(Paris) Voix envoûtante, physique androgyne, icône des nuits parisiennes revenue en grâce en 2001 avec Comme un boomerang en duo avec Étienne Daho, la chanteuse française Dani est décédée à 77 ans.

Dani – également actrice et mannequin, entre autres – est décédée lundi dans la soirée des « suites d’un malaise » dans la région de Tours où elle résidait, a indiqué mardi à l’AFP son gérant Lambert Boudier.

L’artiste venait de finir la tournée de son dernier album Horizons Dorés et achevait déjà la préparation d’un nouvel album.

Dani (Danièle Graule à l’état civil) avait choisi d’appeler ce prochain album Attention Départ. « Titre que j’ai interprété comme un nouveau départ », a commenté pour l’AFP Étienne Daho. « Ironie du sort, ce titre a une autre résonance aujourd’hui », ajoute le chanteur qui lui a « parlé hier (lundi) à 19 h 30 » : « Quand j’ai appris la nouvelle ce matin, je ne pouvais y croire ».

Pour Daho, l’artiste n’était « pas du tout conventionnelle », « aimait la marge » et « incarnait la rock attitude ».

Plusieurs personnalités du monde de la musique lui ont rendu hommage sur les réseaux sociaux, comme Jean-Louis Aubert : « Si triste, une si belle amie, si gentille et si libre. Au revoir ma Danette ».

« Elle était une égérie, une complice, une partageuse de bons moments », décrit Didier Barbelivien.

« Très chaotique »

Dani se dépeignait ainsi à l’AFP il y a deux ans, de sa voix aux délicates aspérités : « Ce n’est pas toujours facile de prendre des chemins pas comme les autres ». « C’est très chaotique, mais avec des belles rencontres ».

Elle fut la reine du « Paris by night » des années 70, aux commandes alors de L’Aventure, boîte de nuit branché, version française du Studio 54 de New York. Son mode de vie sans carcan se résumait dans sa chanson La vie à 25 ans (Y’a pas de d’mal à se faire du bien).

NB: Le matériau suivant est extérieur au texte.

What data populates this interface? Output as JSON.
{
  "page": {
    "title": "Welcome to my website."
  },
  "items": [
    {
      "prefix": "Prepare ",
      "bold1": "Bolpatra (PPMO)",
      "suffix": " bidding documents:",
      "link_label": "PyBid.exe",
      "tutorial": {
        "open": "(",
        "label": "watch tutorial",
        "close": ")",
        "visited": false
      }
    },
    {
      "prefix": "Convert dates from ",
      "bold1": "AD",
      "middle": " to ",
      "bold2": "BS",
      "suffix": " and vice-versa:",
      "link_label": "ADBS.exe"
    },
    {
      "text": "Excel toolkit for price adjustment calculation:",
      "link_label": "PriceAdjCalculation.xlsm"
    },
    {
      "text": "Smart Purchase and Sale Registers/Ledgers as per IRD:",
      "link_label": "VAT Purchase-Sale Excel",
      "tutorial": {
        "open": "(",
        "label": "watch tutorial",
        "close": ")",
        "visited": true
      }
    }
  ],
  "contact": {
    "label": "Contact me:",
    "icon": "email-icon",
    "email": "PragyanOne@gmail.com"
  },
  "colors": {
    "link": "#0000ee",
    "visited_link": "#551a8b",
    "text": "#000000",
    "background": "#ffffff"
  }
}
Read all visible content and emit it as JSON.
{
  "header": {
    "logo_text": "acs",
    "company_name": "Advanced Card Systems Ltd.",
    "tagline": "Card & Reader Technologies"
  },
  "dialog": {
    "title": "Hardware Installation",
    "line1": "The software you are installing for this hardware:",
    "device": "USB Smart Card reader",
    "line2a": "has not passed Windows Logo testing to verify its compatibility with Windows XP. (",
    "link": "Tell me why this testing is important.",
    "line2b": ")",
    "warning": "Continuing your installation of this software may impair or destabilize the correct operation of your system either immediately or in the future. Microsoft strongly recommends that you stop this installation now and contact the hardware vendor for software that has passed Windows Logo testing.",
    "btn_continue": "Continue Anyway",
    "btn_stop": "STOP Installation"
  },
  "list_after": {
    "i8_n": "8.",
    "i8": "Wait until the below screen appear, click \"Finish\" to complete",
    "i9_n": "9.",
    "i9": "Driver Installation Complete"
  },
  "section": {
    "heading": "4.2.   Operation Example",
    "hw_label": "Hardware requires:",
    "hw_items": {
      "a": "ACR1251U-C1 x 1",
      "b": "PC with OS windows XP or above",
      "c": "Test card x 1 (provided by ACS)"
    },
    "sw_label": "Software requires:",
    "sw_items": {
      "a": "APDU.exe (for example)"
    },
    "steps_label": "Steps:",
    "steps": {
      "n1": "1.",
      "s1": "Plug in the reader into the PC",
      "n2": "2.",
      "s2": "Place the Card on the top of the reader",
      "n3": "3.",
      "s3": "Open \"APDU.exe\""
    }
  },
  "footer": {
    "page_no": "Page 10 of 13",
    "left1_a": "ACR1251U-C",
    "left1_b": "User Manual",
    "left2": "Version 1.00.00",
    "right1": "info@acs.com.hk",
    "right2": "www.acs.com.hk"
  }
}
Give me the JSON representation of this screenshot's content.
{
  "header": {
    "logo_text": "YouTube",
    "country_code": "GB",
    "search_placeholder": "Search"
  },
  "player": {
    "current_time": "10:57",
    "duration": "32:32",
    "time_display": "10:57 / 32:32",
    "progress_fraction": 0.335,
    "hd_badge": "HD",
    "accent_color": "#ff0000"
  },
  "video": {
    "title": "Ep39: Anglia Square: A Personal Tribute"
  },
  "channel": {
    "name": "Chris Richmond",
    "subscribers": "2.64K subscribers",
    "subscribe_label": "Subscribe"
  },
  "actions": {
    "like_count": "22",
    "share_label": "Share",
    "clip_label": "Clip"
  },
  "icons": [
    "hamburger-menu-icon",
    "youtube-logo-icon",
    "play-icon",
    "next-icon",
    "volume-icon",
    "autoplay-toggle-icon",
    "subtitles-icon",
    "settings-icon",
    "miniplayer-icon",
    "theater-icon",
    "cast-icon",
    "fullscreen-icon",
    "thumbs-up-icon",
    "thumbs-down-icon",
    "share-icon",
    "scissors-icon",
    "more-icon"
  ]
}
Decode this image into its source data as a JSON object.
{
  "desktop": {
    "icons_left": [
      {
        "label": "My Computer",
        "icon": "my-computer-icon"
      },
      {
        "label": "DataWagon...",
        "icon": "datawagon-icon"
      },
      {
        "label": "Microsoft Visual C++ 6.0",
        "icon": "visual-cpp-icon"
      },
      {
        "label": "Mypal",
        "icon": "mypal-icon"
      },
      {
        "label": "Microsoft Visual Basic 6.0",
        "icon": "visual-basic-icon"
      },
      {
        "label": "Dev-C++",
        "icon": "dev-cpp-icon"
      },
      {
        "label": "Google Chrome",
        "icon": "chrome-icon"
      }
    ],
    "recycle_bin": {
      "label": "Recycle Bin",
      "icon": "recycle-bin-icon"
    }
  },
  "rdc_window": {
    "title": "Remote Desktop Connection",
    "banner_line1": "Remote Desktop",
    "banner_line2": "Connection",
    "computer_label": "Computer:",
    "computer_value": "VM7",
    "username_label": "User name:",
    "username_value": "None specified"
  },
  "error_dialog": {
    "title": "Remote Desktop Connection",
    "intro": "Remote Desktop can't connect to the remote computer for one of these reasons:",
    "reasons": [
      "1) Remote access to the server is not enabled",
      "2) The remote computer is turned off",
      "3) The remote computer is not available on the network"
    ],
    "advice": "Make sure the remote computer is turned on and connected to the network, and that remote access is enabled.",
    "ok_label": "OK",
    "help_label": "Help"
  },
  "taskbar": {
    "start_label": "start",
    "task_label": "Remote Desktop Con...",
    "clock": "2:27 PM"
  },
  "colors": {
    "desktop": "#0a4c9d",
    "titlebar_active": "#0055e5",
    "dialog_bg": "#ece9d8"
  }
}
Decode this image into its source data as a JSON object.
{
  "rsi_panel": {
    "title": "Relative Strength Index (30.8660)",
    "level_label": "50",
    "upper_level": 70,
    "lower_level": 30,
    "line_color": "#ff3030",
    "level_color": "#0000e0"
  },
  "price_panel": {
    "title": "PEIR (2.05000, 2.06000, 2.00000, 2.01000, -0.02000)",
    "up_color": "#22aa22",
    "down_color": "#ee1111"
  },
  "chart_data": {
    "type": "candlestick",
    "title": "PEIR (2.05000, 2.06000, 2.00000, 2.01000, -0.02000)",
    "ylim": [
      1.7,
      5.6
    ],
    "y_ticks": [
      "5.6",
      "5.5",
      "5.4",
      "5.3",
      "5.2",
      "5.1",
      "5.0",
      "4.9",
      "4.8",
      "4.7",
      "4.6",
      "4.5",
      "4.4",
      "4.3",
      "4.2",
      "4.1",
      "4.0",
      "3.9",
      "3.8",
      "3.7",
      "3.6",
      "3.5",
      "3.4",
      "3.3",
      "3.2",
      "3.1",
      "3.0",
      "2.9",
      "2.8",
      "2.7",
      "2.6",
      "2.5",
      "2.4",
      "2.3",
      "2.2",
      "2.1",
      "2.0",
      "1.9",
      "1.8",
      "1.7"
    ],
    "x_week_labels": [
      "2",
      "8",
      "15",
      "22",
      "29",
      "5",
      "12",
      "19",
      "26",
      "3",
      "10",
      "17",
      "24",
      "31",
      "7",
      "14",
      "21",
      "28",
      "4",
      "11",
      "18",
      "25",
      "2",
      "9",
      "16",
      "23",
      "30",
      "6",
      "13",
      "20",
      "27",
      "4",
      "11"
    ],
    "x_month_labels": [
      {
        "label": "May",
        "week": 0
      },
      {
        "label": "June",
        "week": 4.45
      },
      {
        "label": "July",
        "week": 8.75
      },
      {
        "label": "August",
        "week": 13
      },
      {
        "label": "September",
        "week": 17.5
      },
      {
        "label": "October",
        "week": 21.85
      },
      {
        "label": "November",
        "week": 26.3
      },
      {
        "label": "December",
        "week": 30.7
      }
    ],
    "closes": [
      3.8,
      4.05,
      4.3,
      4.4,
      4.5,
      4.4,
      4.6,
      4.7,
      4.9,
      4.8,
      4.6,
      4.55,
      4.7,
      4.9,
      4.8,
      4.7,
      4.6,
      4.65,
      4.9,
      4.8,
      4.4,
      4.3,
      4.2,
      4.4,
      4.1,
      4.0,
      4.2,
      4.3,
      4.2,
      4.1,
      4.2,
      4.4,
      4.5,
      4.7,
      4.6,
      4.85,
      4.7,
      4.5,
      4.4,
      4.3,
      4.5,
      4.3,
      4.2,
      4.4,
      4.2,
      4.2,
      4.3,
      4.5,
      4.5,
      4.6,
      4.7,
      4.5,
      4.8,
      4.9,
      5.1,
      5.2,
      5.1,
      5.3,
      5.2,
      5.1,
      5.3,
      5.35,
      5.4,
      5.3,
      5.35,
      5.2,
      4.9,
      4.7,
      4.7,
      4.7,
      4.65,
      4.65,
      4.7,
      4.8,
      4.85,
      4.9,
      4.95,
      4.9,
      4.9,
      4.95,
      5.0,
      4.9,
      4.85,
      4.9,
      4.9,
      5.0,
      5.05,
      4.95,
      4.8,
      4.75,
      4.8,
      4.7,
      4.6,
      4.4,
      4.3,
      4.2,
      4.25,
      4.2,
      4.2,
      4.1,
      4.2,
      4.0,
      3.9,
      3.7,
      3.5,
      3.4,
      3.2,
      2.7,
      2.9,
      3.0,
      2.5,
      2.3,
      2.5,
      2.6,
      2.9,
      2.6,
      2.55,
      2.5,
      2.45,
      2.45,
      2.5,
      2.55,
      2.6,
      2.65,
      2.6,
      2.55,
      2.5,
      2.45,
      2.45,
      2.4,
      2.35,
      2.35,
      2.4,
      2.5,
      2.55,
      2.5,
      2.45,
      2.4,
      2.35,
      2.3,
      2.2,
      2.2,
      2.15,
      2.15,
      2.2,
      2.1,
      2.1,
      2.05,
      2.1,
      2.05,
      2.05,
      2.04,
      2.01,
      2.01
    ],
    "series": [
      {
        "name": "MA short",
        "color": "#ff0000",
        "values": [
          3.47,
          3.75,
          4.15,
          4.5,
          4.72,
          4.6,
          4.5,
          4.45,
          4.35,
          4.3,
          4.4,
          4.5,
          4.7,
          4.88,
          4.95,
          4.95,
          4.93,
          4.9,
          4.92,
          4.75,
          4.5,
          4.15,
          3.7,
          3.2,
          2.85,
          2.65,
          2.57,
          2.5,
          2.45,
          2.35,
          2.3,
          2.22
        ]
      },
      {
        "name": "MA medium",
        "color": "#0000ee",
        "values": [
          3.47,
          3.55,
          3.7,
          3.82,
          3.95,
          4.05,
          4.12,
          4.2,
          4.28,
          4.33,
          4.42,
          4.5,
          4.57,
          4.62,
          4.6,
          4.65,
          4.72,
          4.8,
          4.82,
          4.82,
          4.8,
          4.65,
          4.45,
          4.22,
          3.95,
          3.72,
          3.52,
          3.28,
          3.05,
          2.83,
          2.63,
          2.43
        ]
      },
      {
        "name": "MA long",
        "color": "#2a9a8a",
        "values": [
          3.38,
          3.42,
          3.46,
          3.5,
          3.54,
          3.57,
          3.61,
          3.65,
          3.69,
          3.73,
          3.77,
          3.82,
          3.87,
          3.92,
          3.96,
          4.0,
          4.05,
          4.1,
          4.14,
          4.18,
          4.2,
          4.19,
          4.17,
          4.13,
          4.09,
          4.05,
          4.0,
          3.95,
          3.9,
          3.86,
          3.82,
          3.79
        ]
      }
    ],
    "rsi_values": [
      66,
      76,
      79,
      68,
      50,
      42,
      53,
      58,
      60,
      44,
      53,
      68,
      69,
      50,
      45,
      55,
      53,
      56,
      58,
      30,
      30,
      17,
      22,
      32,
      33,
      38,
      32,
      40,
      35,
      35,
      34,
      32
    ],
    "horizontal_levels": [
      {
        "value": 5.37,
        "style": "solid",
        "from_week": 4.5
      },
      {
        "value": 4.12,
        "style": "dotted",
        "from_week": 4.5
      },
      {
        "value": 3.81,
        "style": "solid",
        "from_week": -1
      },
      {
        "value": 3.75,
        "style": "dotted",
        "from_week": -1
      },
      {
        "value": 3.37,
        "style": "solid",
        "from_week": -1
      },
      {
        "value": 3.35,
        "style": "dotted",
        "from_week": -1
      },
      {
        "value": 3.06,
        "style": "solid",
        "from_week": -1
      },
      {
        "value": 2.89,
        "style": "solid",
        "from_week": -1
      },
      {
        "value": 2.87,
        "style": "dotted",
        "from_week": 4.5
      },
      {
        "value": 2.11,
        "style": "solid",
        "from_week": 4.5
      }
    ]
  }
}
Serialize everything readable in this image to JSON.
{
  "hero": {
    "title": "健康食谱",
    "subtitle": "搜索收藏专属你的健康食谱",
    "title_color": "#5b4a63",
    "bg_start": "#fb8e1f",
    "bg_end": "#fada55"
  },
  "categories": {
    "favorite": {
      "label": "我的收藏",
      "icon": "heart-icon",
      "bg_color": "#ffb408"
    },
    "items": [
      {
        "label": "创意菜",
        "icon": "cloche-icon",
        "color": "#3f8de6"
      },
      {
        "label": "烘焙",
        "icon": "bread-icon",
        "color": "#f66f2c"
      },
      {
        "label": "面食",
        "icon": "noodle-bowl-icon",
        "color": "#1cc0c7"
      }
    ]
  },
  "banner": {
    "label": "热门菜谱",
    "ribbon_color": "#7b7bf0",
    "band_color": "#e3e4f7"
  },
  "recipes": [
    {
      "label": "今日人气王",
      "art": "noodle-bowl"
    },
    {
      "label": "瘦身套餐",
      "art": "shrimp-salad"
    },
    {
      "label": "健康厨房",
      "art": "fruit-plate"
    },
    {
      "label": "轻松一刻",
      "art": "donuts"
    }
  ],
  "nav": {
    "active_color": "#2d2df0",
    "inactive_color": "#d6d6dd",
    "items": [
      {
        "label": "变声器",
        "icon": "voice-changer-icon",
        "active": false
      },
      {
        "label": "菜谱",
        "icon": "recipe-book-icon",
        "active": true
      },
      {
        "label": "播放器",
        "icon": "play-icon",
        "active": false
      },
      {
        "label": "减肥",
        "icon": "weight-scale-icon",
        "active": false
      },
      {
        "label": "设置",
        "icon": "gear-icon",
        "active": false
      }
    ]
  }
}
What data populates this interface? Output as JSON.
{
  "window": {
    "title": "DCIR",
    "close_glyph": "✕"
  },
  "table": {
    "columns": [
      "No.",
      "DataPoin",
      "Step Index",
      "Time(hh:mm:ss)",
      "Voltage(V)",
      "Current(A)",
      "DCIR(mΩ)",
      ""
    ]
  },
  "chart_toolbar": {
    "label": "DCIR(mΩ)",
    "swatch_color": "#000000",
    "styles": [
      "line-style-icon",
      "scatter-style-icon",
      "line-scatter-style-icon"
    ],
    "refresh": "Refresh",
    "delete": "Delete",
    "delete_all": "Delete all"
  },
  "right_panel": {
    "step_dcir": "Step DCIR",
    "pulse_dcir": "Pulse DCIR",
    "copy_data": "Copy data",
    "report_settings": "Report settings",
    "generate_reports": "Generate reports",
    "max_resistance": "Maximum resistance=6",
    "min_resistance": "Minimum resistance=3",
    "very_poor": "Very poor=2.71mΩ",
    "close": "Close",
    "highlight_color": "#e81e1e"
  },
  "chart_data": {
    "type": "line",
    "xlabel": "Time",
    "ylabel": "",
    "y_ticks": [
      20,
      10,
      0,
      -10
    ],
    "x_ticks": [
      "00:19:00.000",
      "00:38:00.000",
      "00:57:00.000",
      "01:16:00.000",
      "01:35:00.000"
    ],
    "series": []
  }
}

François Truffaut la choisit pour le rôle de Liliane dans La Nuit américaine, mise en abyme sur le monde du cinéma, Oscar 1974 du meilleur film étranger. Elle tourna aussi avec Roger Vadim, Claude Chabrol, Georges Lautner ou encore récemment Olivier Marchal.

Mais son parcours fut heurté. En 1987, l’ex-égérie yéyé avait raconté sa descente aux enfers dans Drogue la galère.

Boudée par les maisons de disques à cause de sa fréquentation des paradis artificiels, elle était donc revenue sur le devant de la scène avec Étienne Daho en 2001.

Ce dernier lui avait proposé de chanter Comme un boomerang, titre composé pour elle par Serge Gainsbourg, mais recalé pour l’Eurovision 1975 – car jugé trop osé – et oublié.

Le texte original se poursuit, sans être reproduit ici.